Weekend reading of January 21—22

Good this week:

  1. Interview with Dominique Leca, one of the makers of Sparrow.
  2. “Content” Creep. Drew Breunig explains what is wrong with the word “content” (you don’t need to read the whole thing to get the main points). Перекликается с моим недавним наблюдением о платном чтиве.
  3. The myth of the page fold: evidence from user testing. Another study shows there’s nothing bad about long scrollable pages (but see also some observations of the same authors applied to online shopping, particularly number five).
  4. Why Hasn’t Safari Skyrocketed Like Chrome Has? There’s no actual answer in the post, but it’s interesting nevertheless. For me the problem with Safari is that it’s too conservative and is developed very slowly. Separate address and search is a fail. I’d love to switch to Chrome, but it can’t sync bookmarks with iOS.

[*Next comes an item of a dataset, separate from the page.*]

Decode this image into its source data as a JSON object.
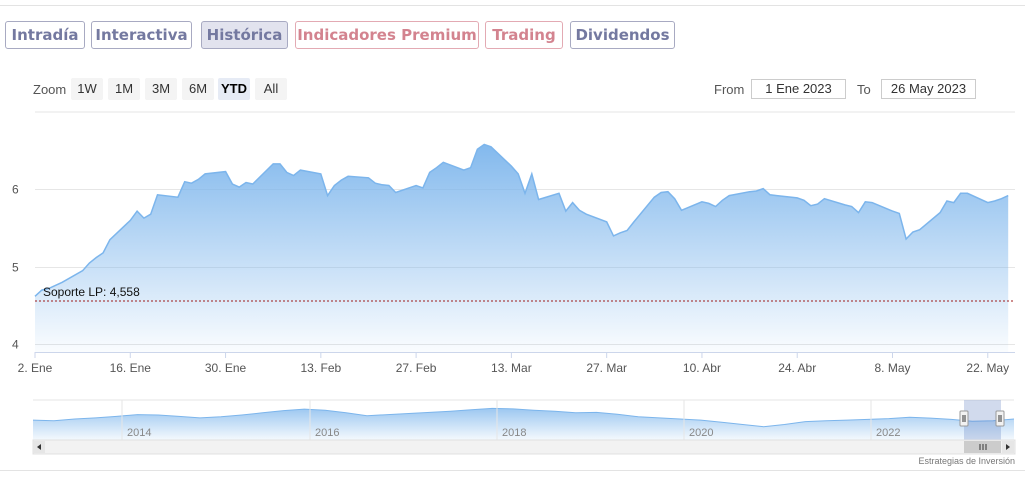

  5. Vladimir Putin question and answer session in Russia. Guardian’s live text coverage of “A talk with Vladimir Putin” of December, 15th. Guys are having fun.
  6. Things I Learned Doing Responsive Web Design. Brent Simmons writes about today’s web. Some 15 years after Russians, the world starts to get it right.
  7. Optimal Form. Stuyvesant Parker makes a reasonable case for that Samsung copying Apple is fine.